I:133-147
We keren, winter of zomer, van onze wandelingen altijd op tijd terug bij tante Léonie. Als we dan toch eens, een enkele keer, te laat zijn, staat Françoise ons al ongerust op te wachten. Dat gebeurt enkel als we de kant van Guermantes zijn opgewandeld: dat is een langere wandeling.

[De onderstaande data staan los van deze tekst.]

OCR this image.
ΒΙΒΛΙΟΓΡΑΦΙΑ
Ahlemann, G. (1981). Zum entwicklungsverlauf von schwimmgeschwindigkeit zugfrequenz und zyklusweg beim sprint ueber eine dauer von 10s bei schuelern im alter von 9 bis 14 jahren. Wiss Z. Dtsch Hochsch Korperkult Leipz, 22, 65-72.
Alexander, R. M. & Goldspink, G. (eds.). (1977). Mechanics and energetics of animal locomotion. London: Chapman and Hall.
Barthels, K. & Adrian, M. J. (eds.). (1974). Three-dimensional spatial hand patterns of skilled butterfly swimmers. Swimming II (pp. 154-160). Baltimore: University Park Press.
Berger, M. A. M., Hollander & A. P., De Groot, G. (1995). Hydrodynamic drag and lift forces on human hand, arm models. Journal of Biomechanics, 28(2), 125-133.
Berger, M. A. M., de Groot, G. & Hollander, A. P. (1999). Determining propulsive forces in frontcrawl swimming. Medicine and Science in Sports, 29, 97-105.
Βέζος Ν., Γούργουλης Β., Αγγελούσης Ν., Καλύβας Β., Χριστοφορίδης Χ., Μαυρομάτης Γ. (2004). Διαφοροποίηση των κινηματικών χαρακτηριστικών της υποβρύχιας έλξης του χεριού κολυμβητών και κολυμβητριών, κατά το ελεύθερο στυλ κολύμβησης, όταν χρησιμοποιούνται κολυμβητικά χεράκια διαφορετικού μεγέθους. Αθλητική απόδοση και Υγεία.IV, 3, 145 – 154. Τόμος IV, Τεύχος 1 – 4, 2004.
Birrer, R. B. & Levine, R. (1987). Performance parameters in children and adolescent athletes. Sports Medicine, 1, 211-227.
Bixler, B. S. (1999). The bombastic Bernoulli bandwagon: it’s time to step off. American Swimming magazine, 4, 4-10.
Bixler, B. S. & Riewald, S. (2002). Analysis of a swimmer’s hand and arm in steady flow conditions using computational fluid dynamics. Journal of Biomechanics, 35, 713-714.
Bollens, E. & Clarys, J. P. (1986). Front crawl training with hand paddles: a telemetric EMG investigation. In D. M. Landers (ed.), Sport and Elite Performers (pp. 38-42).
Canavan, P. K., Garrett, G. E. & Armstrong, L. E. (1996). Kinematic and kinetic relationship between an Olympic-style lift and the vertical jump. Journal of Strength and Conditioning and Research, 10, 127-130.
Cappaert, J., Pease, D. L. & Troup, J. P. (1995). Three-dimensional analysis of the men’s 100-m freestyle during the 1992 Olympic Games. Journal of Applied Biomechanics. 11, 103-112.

Er zijn twee wandelingen mogelijk. Die naar Méséglise-la-Vineuse wordt omdat hij langs het landgoed van Swann le côté de chez Swann (134:16) genoemd. En dan is er de kant van Guermantes. Beide bestemmingen vormen in Marcels geest twee aparte werelden: je mettais entre eux, bien plus que leurs distances kilométriques, la distance qu’il y avait entre les deux parties de mon cerveau où je pensais à eux (135:7-9).

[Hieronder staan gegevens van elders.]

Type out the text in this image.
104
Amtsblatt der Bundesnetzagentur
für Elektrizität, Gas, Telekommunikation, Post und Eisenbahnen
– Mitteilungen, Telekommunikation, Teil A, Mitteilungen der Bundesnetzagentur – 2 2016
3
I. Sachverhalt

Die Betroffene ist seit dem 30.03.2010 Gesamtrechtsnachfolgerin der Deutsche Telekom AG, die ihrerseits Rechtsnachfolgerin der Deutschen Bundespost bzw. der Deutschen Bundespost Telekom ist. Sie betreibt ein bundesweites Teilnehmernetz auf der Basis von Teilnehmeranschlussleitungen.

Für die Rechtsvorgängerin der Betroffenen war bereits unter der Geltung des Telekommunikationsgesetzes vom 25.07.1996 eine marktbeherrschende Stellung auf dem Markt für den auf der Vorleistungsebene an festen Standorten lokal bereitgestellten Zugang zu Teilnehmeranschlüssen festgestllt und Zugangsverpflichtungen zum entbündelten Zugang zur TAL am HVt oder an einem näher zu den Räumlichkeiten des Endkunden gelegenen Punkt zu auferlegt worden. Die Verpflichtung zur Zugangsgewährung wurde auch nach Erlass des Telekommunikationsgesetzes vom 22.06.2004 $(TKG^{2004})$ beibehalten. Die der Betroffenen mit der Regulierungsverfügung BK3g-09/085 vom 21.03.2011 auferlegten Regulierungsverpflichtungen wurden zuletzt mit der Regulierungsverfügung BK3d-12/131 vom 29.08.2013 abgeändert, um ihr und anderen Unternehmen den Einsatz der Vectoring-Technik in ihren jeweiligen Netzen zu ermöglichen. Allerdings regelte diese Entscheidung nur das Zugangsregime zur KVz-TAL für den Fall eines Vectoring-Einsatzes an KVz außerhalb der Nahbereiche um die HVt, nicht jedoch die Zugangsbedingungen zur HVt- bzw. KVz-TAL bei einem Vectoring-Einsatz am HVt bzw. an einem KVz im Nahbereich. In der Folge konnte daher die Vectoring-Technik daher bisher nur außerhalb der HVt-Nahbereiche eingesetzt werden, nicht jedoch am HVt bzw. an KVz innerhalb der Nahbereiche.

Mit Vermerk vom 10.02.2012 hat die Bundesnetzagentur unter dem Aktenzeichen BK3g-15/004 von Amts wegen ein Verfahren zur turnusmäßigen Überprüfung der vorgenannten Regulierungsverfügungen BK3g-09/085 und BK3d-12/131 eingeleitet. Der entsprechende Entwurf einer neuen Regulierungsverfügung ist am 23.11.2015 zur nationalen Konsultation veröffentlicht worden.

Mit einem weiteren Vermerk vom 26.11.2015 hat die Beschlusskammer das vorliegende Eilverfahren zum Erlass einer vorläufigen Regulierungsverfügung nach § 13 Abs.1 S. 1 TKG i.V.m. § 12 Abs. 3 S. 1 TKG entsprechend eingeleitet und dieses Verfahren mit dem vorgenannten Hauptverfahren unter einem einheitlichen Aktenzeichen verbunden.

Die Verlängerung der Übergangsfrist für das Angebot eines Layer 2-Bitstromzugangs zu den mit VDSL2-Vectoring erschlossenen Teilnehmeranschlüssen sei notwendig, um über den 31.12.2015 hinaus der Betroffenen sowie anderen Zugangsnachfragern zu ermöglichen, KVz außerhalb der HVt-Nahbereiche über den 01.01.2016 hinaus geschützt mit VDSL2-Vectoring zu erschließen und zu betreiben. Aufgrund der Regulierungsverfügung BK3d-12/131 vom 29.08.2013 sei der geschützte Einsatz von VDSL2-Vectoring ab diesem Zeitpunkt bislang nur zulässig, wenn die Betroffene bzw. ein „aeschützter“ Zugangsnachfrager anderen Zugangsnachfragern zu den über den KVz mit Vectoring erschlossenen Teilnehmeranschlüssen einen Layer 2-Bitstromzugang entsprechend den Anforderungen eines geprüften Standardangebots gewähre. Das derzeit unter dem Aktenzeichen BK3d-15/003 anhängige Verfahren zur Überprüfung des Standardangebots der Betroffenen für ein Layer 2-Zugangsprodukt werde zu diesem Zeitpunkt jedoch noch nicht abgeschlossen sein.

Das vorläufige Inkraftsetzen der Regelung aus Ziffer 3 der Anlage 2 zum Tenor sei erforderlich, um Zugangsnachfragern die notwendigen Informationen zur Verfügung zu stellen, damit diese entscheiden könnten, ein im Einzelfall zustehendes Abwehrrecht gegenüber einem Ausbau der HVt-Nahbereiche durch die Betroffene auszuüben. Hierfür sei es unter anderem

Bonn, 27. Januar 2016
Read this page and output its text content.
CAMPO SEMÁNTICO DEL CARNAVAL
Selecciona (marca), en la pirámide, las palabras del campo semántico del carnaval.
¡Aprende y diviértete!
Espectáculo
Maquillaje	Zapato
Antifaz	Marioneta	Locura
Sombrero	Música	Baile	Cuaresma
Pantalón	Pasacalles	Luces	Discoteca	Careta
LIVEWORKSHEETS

Proust neemt ons nu eerst mee op de wandeling du côté de chez Swann, daarna (vanaf 165:13) komt de andere hersenhelft, le côté de Guermantes, aan de beurt. Op het eind van de wandeling naar Méséglise zullen de wandelaars Léonie proberen te overtuigen om nog eens mee te gaan. Vergeefse moeite, Léonie is te oud en zal noch haar geliefde meidoornhagen noch Swann terugzien.

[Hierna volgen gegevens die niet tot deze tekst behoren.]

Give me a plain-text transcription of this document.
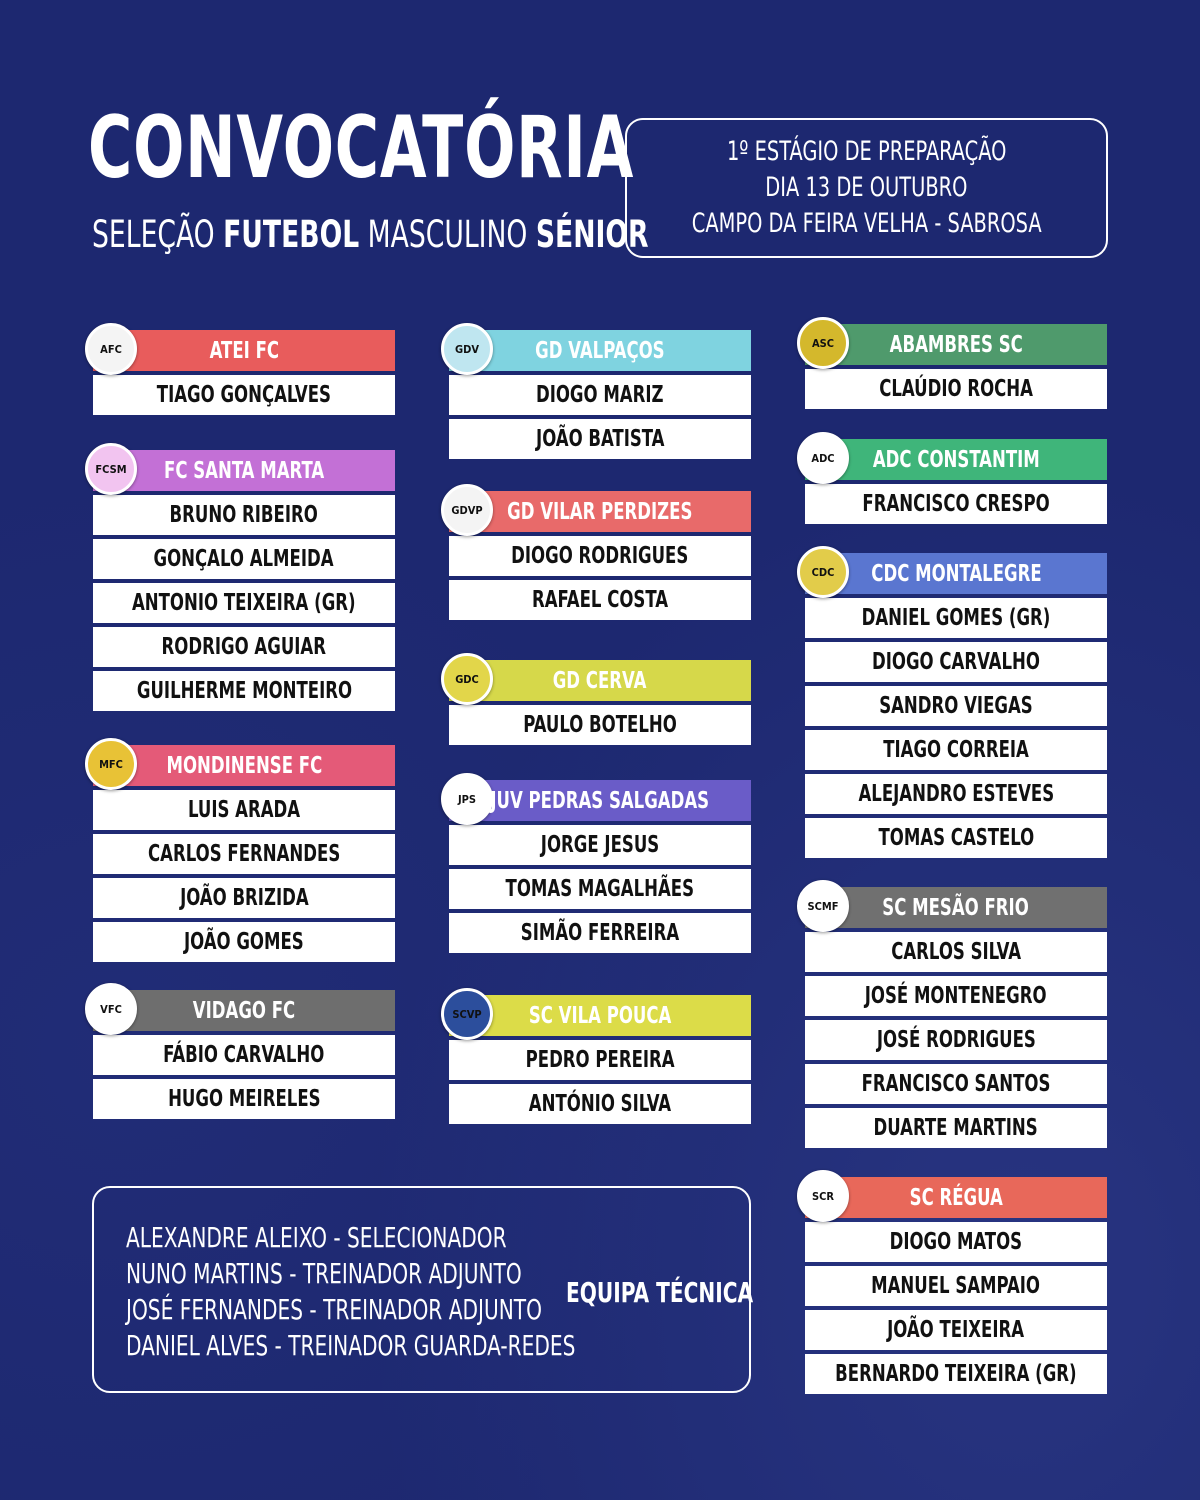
CONVOCATÓRIA
SELEÇÃO FUTEBOL MASCULINO SÉNIOR
1º ESTÁGIO DE PREPARAÇÃO
DIA 13 DE OUTUBRO
CAMPO DA FEIRA VELHA - SABROSA
AFC	ATEI FC
TIAGO GONÇALVES
FCSM	FC SANTA MARTA
BRUNO RIBEIRO
GONÇALO ALMEIDA
ANTONIO TEIXEIRA (GR)
RODRIGO AGUIAR
GUILHERME MONTEIRO
MFC	MONDINENSE FC
LUIS ARADA
CARLOS FERNANDES
JOÃO BRIZIDA
JOÃO GOMES
VFC	VIDAGO FC
FÁBIO CARVALHO
HUGO MEIRELES
GDV	GD VALPAÇOS
DIOGO MARIZ
JOÃO BATISTA
GDVP	GD VILAR PERDIZES
DIOGO RODRIGUES
RAFAEL COSTA
GDC	GD CERVA
PAULO BOTELHO
JPS JUV PEDRAS SALGADAS
JORGE JESUS
TOMAS MAGALHÃES
SIMÃO FERREIRA
SCVP	SC VILA POUCA
PEDRO PEREIRA
ANTÓNIO SILVA
ASC	ABAMBRES SC
CLAÚDIO ROCHA
ADC	ADC CONSTANTIM
FRANCISCO CRESPO
CDC	CDC MONTALEGRE
DANIEL GOMES (GR)
DIOGO CARVALHO
SANDRO VIEGAS
TIAGO CORREIA
ALEJANDRO ESTEVES
TOMAS CASTELO
SCMF	SC MESÃO FRIO
CARLOS SILVA
JOSÉ MONTENEGRO
JOSÉ RODRIGUES
FRANCISCO SANTOS
DUARTE MARTINS
SCR	SC RÉGUA
DIOGO MATOS
MANUEL SAMPAIO
JOÃO TEIXEIRA
BERNARDO TEIXEIRA (GR)
ALEXANDRE ALEIXO - SELECIONADOR
NUNO MARTINS - TREINADOR ADJUNTO
JOSÉ FERNANDES - TREINADOR ADJUNTO
DANIEL ALVES - TREINADOR GUARDA-REDES
EQUIPA TÉCNICA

Het landgoed van Swann is de eerste attractie op de wandeling naar Méséglise. Marcel komt hier graag – we vernemen meteen waarom. Maar de plek wordt door het wandelgezelschap angstvallig vermeden sinds Swann is hertrouwd met een dame van betwistbare reputatie. Men wil absoluut geen ongepaste nieuwsgierigheid worden aangewreven en kiest daarom voor een kleine omweg. Wanneer echter op een dag grootvader weet dat zowel Swann als zijn echtgenote en dochter het huis uit zijn, kunnen ze zonder het gevaar te lopen van ongepaste nieuwsgierigheid te worden beticht langs het park lopen en een kijkje nemen. Een gelegenheid voor grootvader om nog eens te vertellen over de wandeling die hij met de oude Swann maakte op de dag dat diens vrouw stierf – en om het te hebben over en quoi l’aspect des lieux était resté le même (136:21).
De term l’aspect des lieux herinnert aan Legrandins éthique du paysage en is al bij al zeer proustiaans – want dat is het wat Proust doet: de landschappen, de plekken, de dingen niet omwille van zichzelf maar omwille van hun ‘lading’ beschrijven, en die lading is niet geografisch of feitelijk maar emotioneel, psychologisch, sentimenteel. Het gaat hier om niets minder dan de genus loci – Lijsens vertaling (‘in welk opzicht de streek bij het oude was gebleven en in hoeverre hij veranderd was’) schiet tekort.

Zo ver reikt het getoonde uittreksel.